Why machine-to-machine payments are the new electricity for the digital age

We are moving towards an economic system where software and devices trade with each other without human involvement.

Instead of simply carrying out transactions, machines will be able to make decisions, coordinate with each other and buy what they need in real time. Sensors and satellites will sell data streams after another. Factories will price electricity purchases in real time based on supply and demand. Supply chains could even become completely autonomous – reordering materials, booking transport, paying customs fees and rerouting shipments without human involvement.

But such an economy cannot be built on large infrequent payments. It must run on billions of small, continuous transactions that are executed autonomously at machine speed. Just as electricity prices enabled mass production, microtransactions and machine-to-machine (M2M) payments will make full automation economically viable.

And if continuous M2M payments are the new electricity, then blockchains—the rails on which these microtransactions will take place—must be seen as the new power grid. They are a critical piece of infrastructure that unlocks new business models, new technologies and ultimately this new machine economy.

How will these innovations develop? The electrical revolution has plenty of lessons to learn.

A new revolution

Before electrification, electricity was local, manual, inconsistent and expensive.
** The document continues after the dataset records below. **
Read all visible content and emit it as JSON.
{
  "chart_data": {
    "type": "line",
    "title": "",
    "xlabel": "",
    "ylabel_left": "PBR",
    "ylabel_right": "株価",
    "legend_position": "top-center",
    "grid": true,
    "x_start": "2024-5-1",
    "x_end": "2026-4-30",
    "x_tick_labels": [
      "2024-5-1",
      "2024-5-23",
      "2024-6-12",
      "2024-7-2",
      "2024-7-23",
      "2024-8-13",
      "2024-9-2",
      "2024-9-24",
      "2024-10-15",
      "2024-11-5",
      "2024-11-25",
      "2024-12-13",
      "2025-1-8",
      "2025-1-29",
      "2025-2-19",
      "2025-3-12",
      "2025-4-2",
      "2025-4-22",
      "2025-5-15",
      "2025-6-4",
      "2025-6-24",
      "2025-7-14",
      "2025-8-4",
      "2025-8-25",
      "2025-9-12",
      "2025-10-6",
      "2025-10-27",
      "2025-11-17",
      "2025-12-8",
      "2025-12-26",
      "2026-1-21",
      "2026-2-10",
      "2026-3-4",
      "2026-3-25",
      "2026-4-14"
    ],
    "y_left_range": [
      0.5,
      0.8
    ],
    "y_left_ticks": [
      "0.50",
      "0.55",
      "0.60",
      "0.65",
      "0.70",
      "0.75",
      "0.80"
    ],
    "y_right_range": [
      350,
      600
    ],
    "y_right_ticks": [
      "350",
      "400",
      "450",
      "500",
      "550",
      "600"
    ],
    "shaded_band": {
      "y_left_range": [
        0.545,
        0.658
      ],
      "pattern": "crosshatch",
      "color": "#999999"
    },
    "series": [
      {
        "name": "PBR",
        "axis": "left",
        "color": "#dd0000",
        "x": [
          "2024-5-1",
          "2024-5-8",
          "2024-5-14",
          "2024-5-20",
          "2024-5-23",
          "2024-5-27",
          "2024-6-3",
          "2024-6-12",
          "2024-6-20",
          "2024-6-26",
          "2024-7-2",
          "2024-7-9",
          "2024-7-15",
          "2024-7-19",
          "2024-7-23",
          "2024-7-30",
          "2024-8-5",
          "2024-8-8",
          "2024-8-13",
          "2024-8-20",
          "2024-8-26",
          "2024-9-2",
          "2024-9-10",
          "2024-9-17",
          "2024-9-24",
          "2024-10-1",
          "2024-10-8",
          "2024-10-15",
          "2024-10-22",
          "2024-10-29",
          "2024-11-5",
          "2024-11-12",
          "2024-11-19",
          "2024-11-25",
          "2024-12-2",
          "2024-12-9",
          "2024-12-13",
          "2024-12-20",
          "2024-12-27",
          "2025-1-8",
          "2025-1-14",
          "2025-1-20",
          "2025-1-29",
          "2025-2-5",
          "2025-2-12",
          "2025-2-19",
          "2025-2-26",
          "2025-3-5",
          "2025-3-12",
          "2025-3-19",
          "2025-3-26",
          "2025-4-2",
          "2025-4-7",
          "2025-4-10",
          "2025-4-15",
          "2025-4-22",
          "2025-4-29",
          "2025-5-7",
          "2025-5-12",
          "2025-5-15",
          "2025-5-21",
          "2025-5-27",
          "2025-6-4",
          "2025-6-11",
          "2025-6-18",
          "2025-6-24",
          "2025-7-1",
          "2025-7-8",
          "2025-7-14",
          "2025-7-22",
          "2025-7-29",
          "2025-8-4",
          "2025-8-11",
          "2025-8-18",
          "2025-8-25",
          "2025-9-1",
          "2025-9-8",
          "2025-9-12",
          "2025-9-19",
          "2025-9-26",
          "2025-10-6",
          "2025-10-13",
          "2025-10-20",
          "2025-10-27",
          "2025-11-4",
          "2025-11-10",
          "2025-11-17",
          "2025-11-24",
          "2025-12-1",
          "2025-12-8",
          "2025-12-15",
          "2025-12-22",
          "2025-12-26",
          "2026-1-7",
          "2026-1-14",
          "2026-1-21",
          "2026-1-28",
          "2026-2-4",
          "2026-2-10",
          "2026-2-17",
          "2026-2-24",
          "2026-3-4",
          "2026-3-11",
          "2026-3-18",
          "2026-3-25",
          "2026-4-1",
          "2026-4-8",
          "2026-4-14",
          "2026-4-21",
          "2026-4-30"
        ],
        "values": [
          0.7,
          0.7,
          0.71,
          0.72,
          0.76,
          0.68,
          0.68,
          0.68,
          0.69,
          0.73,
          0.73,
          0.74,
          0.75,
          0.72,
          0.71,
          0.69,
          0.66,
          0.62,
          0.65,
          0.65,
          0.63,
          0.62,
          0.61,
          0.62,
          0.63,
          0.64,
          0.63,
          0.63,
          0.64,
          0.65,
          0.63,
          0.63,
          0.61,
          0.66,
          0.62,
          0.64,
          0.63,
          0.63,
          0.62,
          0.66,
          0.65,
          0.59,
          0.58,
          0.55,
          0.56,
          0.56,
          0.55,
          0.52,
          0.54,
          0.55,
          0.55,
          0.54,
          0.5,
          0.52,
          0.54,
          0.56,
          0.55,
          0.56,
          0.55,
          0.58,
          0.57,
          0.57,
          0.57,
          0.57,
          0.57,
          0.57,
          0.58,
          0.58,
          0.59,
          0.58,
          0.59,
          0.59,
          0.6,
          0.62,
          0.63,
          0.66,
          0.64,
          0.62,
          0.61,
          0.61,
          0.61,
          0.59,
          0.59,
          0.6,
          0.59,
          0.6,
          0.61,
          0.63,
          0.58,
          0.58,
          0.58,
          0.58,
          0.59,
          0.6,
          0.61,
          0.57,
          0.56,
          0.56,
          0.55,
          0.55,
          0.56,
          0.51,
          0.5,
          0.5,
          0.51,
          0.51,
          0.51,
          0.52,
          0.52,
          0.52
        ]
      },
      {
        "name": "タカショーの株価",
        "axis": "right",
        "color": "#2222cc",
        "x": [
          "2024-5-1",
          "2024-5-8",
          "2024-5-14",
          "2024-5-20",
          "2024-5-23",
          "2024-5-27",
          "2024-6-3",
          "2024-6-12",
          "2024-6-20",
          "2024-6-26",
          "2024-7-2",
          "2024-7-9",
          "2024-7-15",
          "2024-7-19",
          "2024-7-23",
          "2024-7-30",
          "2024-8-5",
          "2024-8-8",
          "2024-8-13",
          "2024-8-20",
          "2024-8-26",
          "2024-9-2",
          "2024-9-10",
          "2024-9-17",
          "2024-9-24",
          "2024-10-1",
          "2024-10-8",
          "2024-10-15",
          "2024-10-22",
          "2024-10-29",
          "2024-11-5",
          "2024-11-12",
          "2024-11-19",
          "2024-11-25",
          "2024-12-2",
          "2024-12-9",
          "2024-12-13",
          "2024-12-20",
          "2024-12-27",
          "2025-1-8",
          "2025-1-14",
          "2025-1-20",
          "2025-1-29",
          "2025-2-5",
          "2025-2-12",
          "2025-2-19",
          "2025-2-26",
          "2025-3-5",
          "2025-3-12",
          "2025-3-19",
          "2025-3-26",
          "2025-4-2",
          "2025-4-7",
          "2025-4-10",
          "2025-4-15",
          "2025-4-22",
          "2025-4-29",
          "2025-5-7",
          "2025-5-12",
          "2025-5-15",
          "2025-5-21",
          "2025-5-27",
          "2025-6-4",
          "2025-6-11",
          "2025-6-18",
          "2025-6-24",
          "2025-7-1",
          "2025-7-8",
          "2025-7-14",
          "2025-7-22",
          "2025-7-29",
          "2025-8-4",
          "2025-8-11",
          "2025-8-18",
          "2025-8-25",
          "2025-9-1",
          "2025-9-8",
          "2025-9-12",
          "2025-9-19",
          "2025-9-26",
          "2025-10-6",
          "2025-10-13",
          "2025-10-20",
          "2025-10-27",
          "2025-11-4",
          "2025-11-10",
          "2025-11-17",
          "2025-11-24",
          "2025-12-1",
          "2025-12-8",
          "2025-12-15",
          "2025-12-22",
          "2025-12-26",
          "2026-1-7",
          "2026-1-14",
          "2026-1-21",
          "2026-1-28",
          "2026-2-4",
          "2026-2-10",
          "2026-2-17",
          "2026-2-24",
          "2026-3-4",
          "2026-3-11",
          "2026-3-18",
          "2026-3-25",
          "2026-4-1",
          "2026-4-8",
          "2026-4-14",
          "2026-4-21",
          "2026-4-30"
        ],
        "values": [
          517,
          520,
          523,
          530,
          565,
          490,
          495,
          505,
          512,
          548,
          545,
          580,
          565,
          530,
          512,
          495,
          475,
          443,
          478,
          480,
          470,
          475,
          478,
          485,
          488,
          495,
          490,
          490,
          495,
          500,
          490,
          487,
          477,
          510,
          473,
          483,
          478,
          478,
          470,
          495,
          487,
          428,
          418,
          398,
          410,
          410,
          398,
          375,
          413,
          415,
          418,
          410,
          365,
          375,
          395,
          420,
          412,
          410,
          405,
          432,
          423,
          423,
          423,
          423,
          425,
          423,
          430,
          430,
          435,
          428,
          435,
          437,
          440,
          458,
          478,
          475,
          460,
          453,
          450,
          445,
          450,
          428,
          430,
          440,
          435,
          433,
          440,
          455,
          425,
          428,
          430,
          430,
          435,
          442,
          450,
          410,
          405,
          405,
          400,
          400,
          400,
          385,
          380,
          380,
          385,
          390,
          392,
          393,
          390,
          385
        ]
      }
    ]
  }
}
Factories relied on steam engines or water wheels, which limited where production could take place and how it could scale. Power was something that was built into every operation.

Electricity changed that. As power became standardized and always available, it ceased to be a function and became the substrate of modern industry.

Payments today still resemble the pre-electric era of power. They are episodic, usually processed in batches and heavily mediated by people and institutions. Even digital payments involve discrete events such as invoices, settlements, reconciliations or billing cycles.

But M2M payments (autonomous financial transactions between connected devices), when combined with microtransactions (worth a few cents), make value exchange something ambient and infrastructure-like. Rather than stopping to pay, machines can simply operate continuously, exchanging value while consuming resources or providing services.

Tech leaders have been discussing microtransactions since the early days of the Internet, but it was impossible to realize this vision with the current banking system. Now, blockchain technology makes it possible to send value around the world instantly and at almost no cost. The infrastructure of the crypto sector is fundamental to the birth of continuous M2M payments.

And just as electricity enabled the creation of computers and the Internet, M2M payments and microtransactions will allow a whole new economy to flourish.

How electricity changed the world

The continuous power provided by electricity enabled automation. Mass production did not happen because factories employed more workers, but because machines could run constantly and relatively independently.

Today’s machines are technically autonomous, but economically limited. An AI agent can make decisions, direct traffic or optimize logistics, but it cannot pay for computation on the fly. Economic friction forces human intervention into systems that are otherwise independent. But M2M payments combined with microtransactions will provide continuous economic power in the same way that electricity provides continuous mechanical power.

Also, electricity unlocked industries that simply could not exist before it. M2M payments will have the same characteristic that provides financial infrastructure for industries that cannot function without fine-grained real-time payments.

What does it look like? We could have autonomous supply chains where the machines continuously coordinate purchases and logistics. Or we could see the rise of AI services with pricing models that reflect millisecond completion times. Global data markets may depend on pay-per-byte access. The infrastructure itself – from roads to charging stations – could continuously and automatically price access.

It is worth noting that the shift to consumption-based pricing also transformed electricity business models. Paying per kilowatt-hour allowed companies to scale without renegotiating contracts or investing in fixed capacity. You paid for what you used when you used it. M2M payments will bring the same flexibility to 21st century businesses.

Lessons from the electrical revolution

At the beginning of electrification, the focus was mostly on developing generators. However, it was not the most important technological innovation. The decisive factor was the transmission. Only when electricity could be delivered everywhere, cheaply and predictably, did it reshape industry and society.

The same lesson applies to M2M payments. The blockchain rails on which the payments will take place matter much more than the specific M2M payment application (like Coinbase’s x402 protocol) used. The priority should therefore be to build the best blockchains possible – chains with almost zero fees, very low latency and predictable performance. In other words, M2M payments hit the same frictions as regular stablecoin payments: they need the underlying infrastructure to be tip-top if they want to function properly.

Furthermore, the blockchains used for machine payments must be considered as neutral infrastructure. They must be interoperable across vendors, jurisdictions and machines. After all, machines cannot negotiate customized payment systems any more than appliances can negotiate voltage standards. This means that decentralization can play an important role in the growth of the machine economy. In that case, public blockchains could have the advantage over private alternatives.

If M2M toll rails achieve this neutrality, they will become the coordination layer of autonomous systems, just as electricity is the coordination layer of physical power. At that point, innovation can probably shift to building entirely new machine-driven industries.

The machine economy comes when machines gain the ability to act continuously, autonomously and invisibly thanks to the power of blockchain. M2M payments are not only part of that future. They are its electricity.